Крупный план пожарных. Не отрываясь смотрят туда, откуда должен появиться самолет. На их лицах отблески мигалок. По команде поднимаются жерла брандспойтов. Из них начинает бить пена.
Зачем всё это показывают?
Я живу с этим воспоминанием, и оно останется со мной до конца жизни. Ввиду того что конец может прийти скоро, предположу, что останется оно, видимо, и после смерти. Там встретятся все события и наши воспоминания о них. Если душа вечна, то сохранится, я думаю, и всё, к ней причастное, – поступки, события, ощущения. Пусть в каком-то другом, снятом, виде, в другой, может быть, последовательности, но сохранится, потому что я помню надпись на знаменитых воротах:
Я касаюсь плеча моего соседа:
– Как вы полагаете, удар, который я наношу ближнему своему, он ведь должен следовать до того, как я прошу у него за это прощения? Такова последовательность этих событий?
В его глазах появляется слабое удивление.
– А каким образом они могут существовать иначе?

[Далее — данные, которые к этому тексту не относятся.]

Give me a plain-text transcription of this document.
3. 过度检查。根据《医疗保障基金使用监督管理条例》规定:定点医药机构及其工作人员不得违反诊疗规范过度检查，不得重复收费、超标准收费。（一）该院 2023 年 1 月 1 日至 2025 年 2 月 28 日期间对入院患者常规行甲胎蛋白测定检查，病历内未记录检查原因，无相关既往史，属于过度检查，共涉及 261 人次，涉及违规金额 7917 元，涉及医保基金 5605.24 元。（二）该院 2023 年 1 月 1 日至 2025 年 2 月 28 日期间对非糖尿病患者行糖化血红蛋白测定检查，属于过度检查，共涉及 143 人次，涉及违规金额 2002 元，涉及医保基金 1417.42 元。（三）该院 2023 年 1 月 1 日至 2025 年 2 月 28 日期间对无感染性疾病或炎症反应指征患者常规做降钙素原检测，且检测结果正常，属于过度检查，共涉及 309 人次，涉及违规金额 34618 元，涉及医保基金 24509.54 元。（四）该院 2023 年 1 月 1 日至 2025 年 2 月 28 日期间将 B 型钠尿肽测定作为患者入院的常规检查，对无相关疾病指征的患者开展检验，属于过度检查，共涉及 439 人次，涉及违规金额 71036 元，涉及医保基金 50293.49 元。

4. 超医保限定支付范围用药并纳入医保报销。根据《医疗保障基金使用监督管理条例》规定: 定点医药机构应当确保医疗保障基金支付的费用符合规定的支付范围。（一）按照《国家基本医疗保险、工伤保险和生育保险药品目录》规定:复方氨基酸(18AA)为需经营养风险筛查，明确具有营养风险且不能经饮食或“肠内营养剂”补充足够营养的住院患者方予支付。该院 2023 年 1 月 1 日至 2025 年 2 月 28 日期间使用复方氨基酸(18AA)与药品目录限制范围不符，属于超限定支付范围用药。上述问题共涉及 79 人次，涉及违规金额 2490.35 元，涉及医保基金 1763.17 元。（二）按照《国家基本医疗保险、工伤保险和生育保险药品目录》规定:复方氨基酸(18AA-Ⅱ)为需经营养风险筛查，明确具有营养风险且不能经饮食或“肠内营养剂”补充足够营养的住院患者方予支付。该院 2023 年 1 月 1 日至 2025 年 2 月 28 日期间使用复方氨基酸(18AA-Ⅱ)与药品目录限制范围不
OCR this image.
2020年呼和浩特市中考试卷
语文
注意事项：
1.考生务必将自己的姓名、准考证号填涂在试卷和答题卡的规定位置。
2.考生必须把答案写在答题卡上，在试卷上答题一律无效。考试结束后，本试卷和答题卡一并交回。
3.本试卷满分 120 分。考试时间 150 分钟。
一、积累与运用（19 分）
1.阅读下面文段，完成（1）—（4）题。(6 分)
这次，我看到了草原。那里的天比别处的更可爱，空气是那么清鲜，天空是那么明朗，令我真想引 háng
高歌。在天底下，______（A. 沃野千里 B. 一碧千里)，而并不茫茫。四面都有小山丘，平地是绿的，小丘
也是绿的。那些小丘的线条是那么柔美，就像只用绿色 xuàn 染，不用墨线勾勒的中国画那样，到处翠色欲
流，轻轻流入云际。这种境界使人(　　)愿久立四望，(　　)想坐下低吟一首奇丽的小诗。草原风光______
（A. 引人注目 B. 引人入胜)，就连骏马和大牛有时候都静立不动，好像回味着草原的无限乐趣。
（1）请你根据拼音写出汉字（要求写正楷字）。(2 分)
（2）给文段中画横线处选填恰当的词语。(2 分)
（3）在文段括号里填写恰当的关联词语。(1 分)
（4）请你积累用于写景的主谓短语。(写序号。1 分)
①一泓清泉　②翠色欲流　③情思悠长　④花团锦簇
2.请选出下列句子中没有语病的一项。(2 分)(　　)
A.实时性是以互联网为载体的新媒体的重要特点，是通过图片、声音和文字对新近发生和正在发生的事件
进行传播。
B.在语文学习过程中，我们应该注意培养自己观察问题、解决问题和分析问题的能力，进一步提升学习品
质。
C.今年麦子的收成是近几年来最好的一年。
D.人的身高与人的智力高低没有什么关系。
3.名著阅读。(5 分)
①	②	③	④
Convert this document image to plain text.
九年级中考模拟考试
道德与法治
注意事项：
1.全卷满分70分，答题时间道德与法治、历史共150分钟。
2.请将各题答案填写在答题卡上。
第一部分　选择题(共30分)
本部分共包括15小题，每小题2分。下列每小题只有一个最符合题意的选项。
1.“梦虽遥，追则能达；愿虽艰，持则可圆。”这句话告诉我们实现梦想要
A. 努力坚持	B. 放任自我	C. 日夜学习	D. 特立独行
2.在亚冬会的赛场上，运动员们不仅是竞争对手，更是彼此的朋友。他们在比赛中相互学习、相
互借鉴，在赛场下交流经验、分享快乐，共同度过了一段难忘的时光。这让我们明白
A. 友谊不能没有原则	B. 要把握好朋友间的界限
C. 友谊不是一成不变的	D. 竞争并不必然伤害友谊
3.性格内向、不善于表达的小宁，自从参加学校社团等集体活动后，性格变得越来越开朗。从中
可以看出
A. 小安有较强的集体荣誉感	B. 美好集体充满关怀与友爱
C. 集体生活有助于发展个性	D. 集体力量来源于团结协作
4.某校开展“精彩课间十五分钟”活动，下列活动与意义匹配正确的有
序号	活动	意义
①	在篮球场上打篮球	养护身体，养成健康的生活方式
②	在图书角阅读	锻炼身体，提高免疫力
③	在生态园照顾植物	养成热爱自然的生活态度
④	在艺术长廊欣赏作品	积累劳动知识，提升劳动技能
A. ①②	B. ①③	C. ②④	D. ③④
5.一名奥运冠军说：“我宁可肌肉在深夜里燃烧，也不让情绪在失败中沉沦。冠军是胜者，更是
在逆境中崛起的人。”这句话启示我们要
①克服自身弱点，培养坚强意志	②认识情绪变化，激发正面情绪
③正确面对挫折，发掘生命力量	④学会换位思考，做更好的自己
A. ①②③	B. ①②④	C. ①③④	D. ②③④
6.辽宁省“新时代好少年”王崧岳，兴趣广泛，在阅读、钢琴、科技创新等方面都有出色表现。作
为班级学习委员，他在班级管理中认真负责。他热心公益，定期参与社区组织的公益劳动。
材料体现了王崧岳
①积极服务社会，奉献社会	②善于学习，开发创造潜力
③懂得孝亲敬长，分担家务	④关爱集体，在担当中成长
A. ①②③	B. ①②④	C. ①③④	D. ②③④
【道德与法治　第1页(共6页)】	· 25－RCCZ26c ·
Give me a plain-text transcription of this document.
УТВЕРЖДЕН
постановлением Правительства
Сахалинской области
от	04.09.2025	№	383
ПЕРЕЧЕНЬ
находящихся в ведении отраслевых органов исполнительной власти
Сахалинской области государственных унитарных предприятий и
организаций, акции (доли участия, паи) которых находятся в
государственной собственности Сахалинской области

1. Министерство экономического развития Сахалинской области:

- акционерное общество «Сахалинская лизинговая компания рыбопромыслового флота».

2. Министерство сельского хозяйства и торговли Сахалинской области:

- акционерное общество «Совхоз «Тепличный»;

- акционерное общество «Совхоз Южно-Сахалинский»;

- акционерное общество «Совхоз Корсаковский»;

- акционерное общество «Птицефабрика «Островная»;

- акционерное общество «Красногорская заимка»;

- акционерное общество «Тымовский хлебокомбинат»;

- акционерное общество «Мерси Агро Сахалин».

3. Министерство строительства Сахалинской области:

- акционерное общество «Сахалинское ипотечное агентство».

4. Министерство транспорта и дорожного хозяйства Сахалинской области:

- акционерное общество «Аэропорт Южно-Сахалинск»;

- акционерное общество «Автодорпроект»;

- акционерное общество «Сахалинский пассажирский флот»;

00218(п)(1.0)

– Я сейчас подумал: могут. Ведь настоящее покаяние – это возвращение к состоянию до греха, своего рода преодоление времени. А грех не исчезает, он остается как бывший грех, как – не поверите – облегчение, потому что раскаян. Он есть и – уничтожен одновременно.
Мой собеседник кладет свою руку поверх моей, лежащей на подлокотнике, и сильно ее сжимает. В глазах слёзы.
– Из того, что вы сказали, я не понял ни слова. Но мне отчего-то кажется, что вы правы.
Самолет взял курс на посадку. Иннокентий, друг мой, держись.
– Что вы всё пишете?
– Описываю предметы, ощущения. Людей. Я теперь каждый день пишу, надеясь спасти их от забвения.
– Мир Божий слишком велик, чтобы рассчитывать здесь на успех.
– Знаете, если каждый опишет свою, пусть небольшую, частицу этого мира… Хотя почему, собственно, небольшую? Всегда ведь найдется тот, чей обзор достаточно широк.
– Например?
– Например, авиатор.
Какое счастье, что в этом самолете нет Платоши.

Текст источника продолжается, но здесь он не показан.